I find it's much worse in a conversation than in writing via Facebook or something. In a conversation, I need to develop a whole lot of courage first and then I just blurt it out. After that, it's hard to shut up because I've balled it up for so long.

Joy and I were counseled about sharing his diagnosis by Robbie's grade school counselors. They recommended that we explain the situation to his classmates. Their evidence showed that when kids learned about the situation (even as young as kindergarten) they were much more accepting. They've even seen cases where bullies would protect rather than target kids with autism, if they know what was going on. I hated the idea of telling the kids with a passion but I went along with their advice - and it was excellent advice. Fortunately, one of the counselors has been kind enough to do the communicating to the classes. His classmates over the years have been nothing but helpful and accepting of Robbie, even during some of his meltdowns. I'm always touched by the kindness they show him.

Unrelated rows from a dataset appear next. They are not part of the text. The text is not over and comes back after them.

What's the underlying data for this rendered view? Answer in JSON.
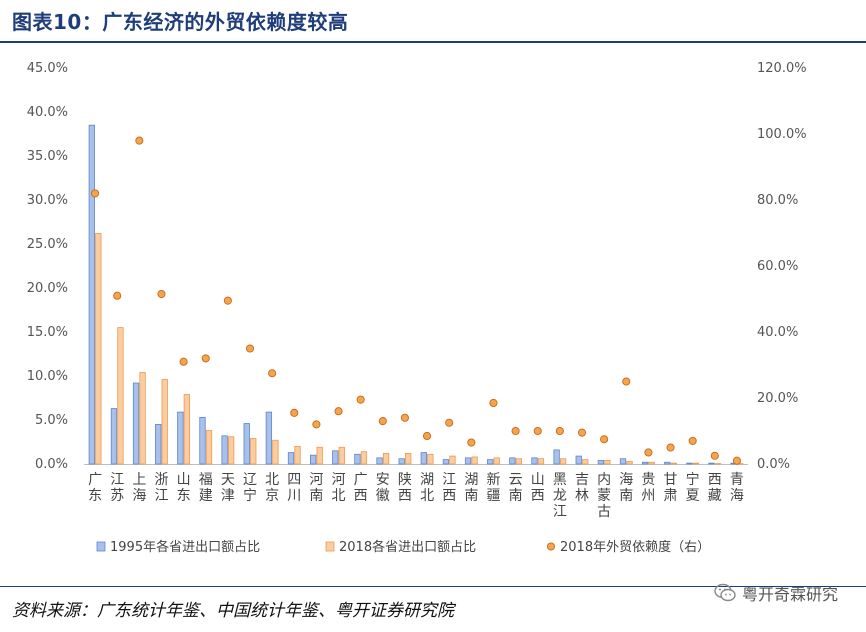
{
  "header": {
    "title": "图表10：广东经济的外贸依赖度较高"
  },
  "footer": {
    "source": "资料来源：广东统计年鉴、中国统计年鉴、粤开证券研究院",
    "watermark": "粤开奇霖研究"
  },
  "icons": {
    "watermark_icon": "wechat-icon"
  },
  "colors": {
    "title": "#1f3d7a",
    "series_1995_fill": "#a9c1ea",
    "series_1995_stroke": "#5b86cf",
    "series_2018_fill": "#fbcca0",
    "series_2018_stroke": "#eb9a52",
    "dot_fill": "#f5a34c",
    "dot_stroke": "#c56a17"
  },
  "chart_data": {
    "type": "bar",
    "categories": [
      "广东",
      "江苏",
      "上海",
      "浙江",
      "山东",
      "福建",
      "天津",
      "辽宁",
      "北京",
      "四川",
      "河南",
      "河北",
      "广西",
      "安徽",
      "陕西",
      "湖北",
      "江西",
      "湖南",
      "新疆",
      "云南",
      "山西",
      "黑龙江",
      "吉林",
      "内蒙古",
      "海南",
      "贵州",
      "甘肃",
      "宁夏",
      "西藏",
      "青海"
    ],
    "series": [
      {
        "name": "1995年各省进出口额占比",
        "axis": "left",
        "kind": "bar",
        "values": [
          38.5,
          6.3,
          9.2,
          4.5,
          5.9,
          5.3,
          3.2,
          4.6,
          5.9,
          1.3,
          1.0,
          1.5,
          1.1,
          0.7,
          0.6,
          1.3,
          0.5,
          0.7,
          0.5,
          0.7,
          0.7,
          1.6,
          0.9,
          0.4,
          0.6,
          0.2,
          0.2,
          0.1,
          0.1,
          0.1
        ]
      },
      {
        "name": "2018各省进出口额占比",
        "axis": "left",
        "kind": "bar",
        "values": [
          26.2,
          15.5,
          10.4,
          9.6,
          7.9,
          3.8,
          3.1,
          2.9,
          2.7,
          2.0,
          1.9,
          1.9,
          1.4,
          1.2,
          1.2,
          1.1,
          0.9,
          0.8,
          0.7,
          0.6,
          0.6,
          0.6,
          0.5,
          0.4,
          0.3,
          0.2,
          0.1,
          0.1,
          0.05,
          0.05
        ]
      },
      {
        "name": "2018年外贸依赖度（右）",
        "axis": "right",
        "kind": "scatter",
        "values": [
          82.0,
          51.0,
          98.0,
          51.5,
          31.0,
          32.0,
          49.5,
          35.0,
          27.5,
          15.5,
          12.0,
          16.0,
          19.5,
          13.0,
          14.0,
          8.5,
          12.5,
          6.5,
          18.5,
          10.0,
          10.0,
          10.0,
          9.5,
          7.5,
          25.0,
          3.5,
          5.0,
          7.0,
          2.5,
          1.0
        ]
      }
    ],
    "yleft": {
      "range": [
        0,
        45
      ],
      "ticks": [
        "0.0%",
        "5.0%",
        "10.0%",
        "15.0%",
        "20.0%",
        "25.0%",
        "30.0%",
        "35.0%",
        "40.0%",
        "45.0%"
      ]
    },
    "yright": {
      "range": [
        0,
        120
      ],
      "ticks": [
        "0.0%",
        "20.0%",
        "40.0%",
        "60.0%",
        "80.0%",
        "100.0%",
        "120.0%"
      ]
    },
    "grid": false,
    "legend": "bottom"
  }
}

I don't know now if this is unique for fathers or if there is some other reason I reacted this way. It's clear I'm not the only one. Like the title says, I went into Autism World "Kicking and Screaming". Now that I'm there, I still have the urge to throw the occasional kick here or there once in awhile.

Wednesday, September 9, 2009

The First Days of School: Charlie Brownish Hope

It only seems like yesterday that I was posting about the last days of school. But here we are again.

After what can only be called a very successful summer (with several bumps in the road), I still found myself extremely nervous about the new school year. Maybe it was the "I hate you!" Robbie shouted repeatedly as I dragged him into the hellish first day of summer school in June. Maybe it was the "I hate her! I'm supposed to be in Ms. Soandso's class!" storm we endured the night before the first day of school. Or maybe I'm just a worrier.

Three weeks into it, school has been a borderline miracle. We have yet to have a morning meltdown (including every step: wake up -> get dressed -> get in the car -> get out of the car). He's doing all his work in school. We've had zero bad reports so far (other than a few minor concerns, like he didn't want to do something in gym or he didn't want to go to speech and be separate from the classroom).

Why the big change? There could be a few reasons:

1) He does not want to go to summer school next year. Joy has done a wonderful job of explaining the cause and effect of his school behavior and summer school. Last year he "qualified" for summer school. He really doesn't want to do it again.

2) He has an excellent teacher. She's certified in special education and seemed to be ready from the start to have Robbie as a student. We met with her a few days before school and exchanged ideas. She met with his teacher from last year to learn what worked for her. She was prepared.

3) He's taking a new medicine. He recently switched from Strattera to Concerta to deal with ADHD issues. I'm glad Joy made this decision with his doctor. The changes were almost immediate and all positive.

4) He wants a Wii for his birthday (which is Monday). We'll see on Tuesday if this is the driver.

We're trying to enjoy this the best we can but it's hard not to wait for the other shoe to drop. Or for Lucy to pull back the football. Or some other cliche. When these parties end, it's a crushing blow. It's hard not to let them erase the good experiences no matter how long their duration.

For now, we're just going to enjoy the hell out of it. If something changes, it changes.